Whether or not last night's much-improved debate performance helps John McCain rally in the polls, at least voters finally got a clearer sense of the policy differences. For our money, the best line of the night was Mr. McCain's Freudian slip of referring to Barack Obama as "Senator Government." Neither candidate is offering policies that meet the serious economic moment. But Mr. McCain would let Americans keep more of their own income to ride out the downturn, while Mr. Obama is revealing that his default agenda is to spend money and expand the government.

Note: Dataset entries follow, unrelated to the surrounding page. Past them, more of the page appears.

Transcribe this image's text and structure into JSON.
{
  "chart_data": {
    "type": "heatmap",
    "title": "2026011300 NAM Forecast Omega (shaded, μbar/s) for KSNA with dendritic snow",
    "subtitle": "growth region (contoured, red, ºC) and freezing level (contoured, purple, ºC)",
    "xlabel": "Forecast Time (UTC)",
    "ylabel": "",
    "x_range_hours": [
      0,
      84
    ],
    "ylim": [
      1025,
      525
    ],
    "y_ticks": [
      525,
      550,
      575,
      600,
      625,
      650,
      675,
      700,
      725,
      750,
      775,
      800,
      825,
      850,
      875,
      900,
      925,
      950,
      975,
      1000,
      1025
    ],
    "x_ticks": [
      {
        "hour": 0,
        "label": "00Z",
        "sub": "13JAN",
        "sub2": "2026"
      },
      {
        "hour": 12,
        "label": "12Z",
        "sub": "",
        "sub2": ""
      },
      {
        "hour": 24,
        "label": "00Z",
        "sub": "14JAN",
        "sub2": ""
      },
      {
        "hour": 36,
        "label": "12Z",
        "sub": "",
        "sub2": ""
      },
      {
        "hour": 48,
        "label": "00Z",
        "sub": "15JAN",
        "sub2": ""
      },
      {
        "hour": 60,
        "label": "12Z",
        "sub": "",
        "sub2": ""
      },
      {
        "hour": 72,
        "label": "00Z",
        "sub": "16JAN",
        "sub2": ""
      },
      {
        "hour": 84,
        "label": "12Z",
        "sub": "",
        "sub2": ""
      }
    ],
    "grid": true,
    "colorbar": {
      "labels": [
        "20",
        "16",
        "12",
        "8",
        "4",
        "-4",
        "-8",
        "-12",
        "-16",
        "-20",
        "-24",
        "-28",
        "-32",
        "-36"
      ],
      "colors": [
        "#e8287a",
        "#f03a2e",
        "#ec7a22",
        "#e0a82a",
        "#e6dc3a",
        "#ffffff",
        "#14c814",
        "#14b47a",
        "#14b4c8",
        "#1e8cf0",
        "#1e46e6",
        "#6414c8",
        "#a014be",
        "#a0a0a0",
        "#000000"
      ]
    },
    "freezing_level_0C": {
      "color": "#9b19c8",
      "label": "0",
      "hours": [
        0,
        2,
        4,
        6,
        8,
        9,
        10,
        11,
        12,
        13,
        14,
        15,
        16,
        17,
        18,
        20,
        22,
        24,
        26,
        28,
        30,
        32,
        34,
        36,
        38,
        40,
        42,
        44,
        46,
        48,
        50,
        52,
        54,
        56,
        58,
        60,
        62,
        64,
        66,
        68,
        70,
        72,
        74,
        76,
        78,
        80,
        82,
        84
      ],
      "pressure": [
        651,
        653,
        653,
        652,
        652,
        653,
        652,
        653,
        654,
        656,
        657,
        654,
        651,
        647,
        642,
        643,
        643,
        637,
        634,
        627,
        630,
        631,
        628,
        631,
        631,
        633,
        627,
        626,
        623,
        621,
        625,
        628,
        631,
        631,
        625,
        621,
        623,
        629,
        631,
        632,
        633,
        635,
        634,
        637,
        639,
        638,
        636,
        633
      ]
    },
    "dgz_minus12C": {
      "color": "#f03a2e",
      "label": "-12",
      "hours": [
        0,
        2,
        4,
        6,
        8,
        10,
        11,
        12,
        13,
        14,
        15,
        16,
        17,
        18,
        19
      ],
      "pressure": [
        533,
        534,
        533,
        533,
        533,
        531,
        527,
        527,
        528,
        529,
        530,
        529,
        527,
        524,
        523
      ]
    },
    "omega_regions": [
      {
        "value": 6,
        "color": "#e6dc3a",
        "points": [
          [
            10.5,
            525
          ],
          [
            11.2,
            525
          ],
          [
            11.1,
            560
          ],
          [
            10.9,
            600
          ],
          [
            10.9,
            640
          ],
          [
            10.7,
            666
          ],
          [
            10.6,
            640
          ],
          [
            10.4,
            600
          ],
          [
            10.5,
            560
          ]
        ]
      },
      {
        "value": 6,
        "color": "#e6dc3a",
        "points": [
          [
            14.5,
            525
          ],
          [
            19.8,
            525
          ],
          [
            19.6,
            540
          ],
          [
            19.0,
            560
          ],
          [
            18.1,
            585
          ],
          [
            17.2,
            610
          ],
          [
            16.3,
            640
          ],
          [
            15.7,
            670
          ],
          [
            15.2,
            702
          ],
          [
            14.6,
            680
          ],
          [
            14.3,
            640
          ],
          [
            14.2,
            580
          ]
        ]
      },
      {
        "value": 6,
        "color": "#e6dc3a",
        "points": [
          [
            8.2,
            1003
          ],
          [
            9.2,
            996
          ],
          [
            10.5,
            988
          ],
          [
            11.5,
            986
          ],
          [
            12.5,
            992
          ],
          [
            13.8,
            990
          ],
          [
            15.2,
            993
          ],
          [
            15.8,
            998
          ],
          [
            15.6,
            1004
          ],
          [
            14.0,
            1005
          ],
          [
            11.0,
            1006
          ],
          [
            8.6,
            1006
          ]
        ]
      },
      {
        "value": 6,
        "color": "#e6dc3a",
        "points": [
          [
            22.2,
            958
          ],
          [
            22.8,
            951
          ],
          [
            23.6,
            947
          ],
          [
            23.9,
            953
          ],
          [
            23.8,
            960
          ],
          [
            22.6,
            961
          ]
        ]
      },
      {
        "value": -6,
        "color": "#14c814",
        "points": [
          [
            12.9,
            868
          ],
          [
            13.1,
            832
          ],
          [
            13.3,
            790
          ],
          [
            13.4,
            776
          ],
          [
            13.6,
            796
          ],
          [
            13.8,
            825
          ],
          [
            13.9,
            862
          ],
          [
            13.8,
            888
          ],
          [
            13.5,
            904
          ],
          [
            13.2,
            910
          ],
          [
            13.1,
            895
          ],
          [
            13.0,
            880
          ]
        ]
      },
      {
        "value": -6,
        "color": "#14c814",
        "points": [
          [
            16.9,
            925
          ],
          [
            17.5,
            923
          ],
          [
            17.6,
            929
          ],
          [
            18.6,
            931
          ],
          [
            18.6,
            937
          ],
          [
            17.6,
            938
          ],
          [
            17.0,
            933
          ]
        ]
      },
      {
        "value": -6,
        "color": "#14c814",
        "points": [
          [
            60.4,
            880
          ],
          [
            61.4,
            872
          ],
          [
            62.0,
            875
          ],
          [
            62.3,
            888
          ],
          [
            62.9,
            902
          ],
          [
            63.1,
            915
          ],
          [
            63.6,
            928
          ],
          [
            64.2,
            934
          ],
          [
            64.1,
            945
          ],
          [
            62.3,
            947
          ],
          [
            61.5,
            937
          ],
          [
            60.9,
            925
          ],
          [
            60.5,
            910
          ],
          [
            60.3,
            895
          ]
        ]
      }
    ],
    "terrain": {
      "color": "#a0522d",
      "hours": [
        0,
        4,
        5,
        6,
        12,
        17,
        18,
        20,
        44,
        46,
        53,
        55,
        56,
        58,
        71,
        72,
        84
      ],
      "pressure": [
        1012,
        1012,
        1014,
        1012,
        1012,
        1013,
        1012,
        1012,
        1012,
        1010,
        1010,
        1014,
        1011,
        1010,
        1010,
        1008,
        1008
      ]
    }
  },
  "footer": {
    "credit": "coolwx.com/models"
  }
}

Cribbing from Hillary Clinton's playbook, Mr. Obama called this week for a "90 day foreclosure moratorium for homeowners that are acting in good faith," whatever that last phrase means. When Mrs. Clinton proposed a foreclosure moratorium during the Democratic primaries, Mr. Obama had said it would lead to more expensive mortgages going forward. He was right then.
The Treasury's Hope Now program and the Federal Housing Administration are already helping to refinance homes for millions of homeowners. Anyone who isn't able to qualify for one of those voluntary programs and who still can't afford to pay a mortgage isn't likely to be any better fixed in a mere 90 days. Mr. Obama also overlooks that the banks that service the mortgages don't typically own them. They're owned by far-flung investors via a mortgage-backed security.
Mr. Obama apparently wants the feds to unilaterally rewrite contracts based on something as undefinable as "good faith." At the same time, he is repeating his proposal to change the bankruptcy code so judges can unilaterally rewrite mortgage contracts as well. All of this would make credit less available to working families in the future.
Another Obama idea is to give a $3,000 tax credit to companies that create new jobs in the U.S. over the next two years. We don't know many employers who would hire people merely because of a tax credit that barely covers administrative costs, especially if that tax credit vanishes after two years. And especially if Mr. Obama is going to hit that same business with a whopping tax increase. As he told skeptical "Joe the Plumber" -- actually Joe Wurzelbacher of Toledo -- in his own Freudian slip this week, "When you spread the wealth around, it's good for everybody." But there won't be any wealth to spread if no one creates it.
Mr. Obama is also proposing more "stimulus," by which he means more federal spending. He wants $25 billion in federal aid to states, which would merely subsidize the most profligate state politicians. He wants $25 billion more for a "jobs and growth fund" for schools, roads and other union-driven public works. And he wants $25 billion more in loan guarantees for the Detroit automakers, on top of the $25 billion they've already received.
These ideas reveal that Mr. Obama thinks economic growth derives mainly from growing the government. They merely redistribute money taxed or borrowed from the private sector to favored political constituencies. At least Bill Clinton sold his tax cut in 1993 as a way to reduce the deficit; Mr. Obama is proposing to take federal spending to heights not seen since the early 1980s. If this is his agenda to spur recovery, no wonder the stock market is tanking.
As for Mr. McCain, he is proposing to cut the capital gains tax rate to 7.5% from 15%. Mr. Obama responded by sneering that no one now has capital gains to tax, but Mr. McCain is right that lowering the after-tax return on capital could help even in a down market. He also wants to increase deductible capital losses to $15,000 from $3,000 for 2008 and 2009, another way to help the investor class ride out the bear market. While capital gains are taxed whether they are inflated or not, the $3,000 loss writeoff limit against regular income hasn't changed in 30 years.